Mottness on a triangular lattice

We study the physics on the paramagnetic side of the phase diagram of the cobaltates, $Na_{x}CoO_{2}$, with an implementation of cellular dynamical mean field theory (CDMFT) with the non-crossing approximation (NCA) for the one-band Hubbard model on a triangular lattice. At low doping we find that the low energy physics is dominated by a quasi-dispersionless band. At half-filling, we find a metal-insulator transition at $U_{c}=5.6\pm0.15t$ which depends weakly on the cluster size. The onset of the metallic state occurs through the growth of a coherence peak at the chemical potential. Away from half filling, in the electron-doped regime, the system is metallic with a large, continuous Fermi surface as seen experimentally. Upon hole doping, a quasi non-dispersing band emerges at the top of the lower Hubbard band and controls the low-energy physics.

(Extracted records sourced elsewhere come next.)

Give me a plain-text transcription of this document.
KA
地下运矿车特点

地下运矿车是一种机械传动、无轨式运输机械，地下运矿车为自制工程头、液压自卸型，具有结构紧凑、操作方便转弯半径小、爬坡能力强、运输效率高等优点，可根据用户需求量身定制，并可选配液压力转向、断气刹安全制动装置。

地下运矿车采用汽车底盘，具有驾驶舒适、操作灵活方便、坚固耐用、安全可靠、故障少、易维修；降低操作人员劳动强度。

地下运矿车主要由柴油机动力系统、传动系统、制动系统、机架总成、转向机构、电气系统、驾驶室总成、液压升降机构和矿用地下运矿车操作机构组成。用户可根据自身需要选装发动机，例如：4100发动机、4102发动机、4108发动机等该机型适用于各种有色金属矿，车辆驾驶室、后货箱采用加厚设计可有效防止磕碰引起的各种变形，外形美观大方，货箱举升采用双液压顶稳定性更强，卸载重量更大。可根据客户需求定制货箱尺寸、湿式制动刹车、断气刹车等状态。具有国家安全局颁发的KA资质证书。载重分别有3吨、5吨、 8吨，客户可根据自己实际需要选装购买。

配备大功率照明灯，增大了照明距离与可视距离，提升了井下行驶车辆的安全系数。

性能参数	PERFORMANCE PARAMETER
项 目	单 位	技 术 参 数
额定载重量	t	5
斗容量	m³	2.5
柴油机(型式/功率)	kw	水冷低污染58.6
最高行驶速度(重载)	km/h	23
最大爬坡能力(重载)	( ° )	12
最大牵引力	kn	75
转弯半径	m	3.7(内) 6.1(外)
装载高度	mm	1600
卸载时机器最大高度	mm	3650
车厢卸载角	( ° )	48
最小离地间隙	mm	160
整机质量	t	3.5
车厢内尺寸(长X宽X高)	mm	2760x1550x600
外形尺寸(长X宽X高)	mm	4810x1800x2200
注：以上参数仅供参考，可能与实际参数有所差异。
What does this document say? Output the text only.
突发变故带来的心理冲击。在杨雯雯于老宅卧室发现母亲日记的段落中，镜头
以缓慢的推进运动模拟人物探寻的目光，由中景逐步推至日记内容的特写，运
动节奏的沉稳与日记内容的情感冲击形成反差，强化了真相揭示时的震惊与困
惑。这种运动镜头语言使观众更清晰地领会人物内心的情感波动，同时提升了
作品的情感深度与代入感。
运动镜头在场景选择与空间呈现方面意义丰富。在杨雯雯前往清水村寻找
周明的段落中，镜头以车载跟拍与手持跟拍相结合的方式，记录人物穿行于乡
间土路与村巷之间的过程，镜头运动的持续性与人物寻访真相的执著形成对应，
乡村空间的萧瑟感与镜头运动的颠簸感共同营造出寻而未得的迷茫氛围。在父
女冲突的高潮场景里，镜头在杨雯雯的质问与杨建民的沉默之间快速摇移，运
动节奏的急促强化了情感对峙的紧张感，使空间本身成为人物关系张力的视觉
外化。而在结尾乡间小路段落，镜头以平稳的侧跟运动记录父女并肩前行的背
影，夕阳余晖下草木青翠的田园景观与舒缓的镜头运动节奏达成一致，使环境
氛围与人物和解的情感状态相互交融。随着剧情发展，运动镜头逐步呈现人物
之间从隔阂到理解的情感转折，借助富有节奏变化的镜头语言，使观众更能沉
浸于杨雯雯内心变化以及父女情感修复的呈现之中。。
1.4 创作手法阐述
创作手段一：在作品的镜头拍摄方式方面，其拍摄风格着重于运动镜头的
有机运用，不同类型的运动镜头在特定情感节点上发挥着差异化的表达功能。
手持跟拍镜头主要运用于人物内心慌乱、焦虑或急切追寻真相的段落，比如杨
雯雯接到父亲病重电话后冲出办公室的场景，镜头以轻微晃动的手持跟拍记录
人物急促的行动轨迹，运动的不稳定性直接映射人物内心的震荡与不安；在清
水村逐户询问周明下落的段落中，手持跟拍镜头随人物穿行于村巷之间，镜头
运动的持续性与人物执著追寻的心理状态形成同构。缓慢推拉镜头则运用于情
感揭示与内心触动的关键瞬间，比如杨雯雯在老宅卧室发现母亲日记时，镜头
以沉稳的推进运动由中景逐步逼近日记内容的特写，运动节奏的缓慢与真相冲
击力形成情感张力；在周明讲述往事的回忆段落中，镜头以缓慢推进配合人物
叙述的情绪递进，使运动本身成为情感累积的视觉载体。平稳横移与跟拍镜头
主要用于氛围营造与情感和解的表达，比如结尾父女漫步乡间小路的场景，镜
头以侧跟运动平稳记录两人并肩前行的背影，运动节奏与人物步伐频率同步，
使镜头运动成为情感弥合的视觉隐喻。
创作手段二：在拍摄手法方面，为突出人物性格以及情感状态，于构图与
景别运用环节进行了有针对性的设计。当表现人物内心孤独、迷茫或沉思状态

This band is a clear signature of non-Fermi liquid behavior and cannot be captured by any weakly coupled approach. This quasi non-dispersive band, which persists in a certain range of dopings, has been observed experimentally. We also investigate the pseudogap phenomenon in the context of a triangular lattice and we propose a new framework for discussing the pseudogap phenomena in general. This framework involves a momentum-dependent characterization of the low-energy physics and links the appearance of the pseudogap to a reconstruction of the Fermi surface without invoking any long range order or symmetry breaking. Within this framework we predict the existence of a pseudogap for the two dimensional Hubbard model on a triangular lattice in the weakly hole-doped regime.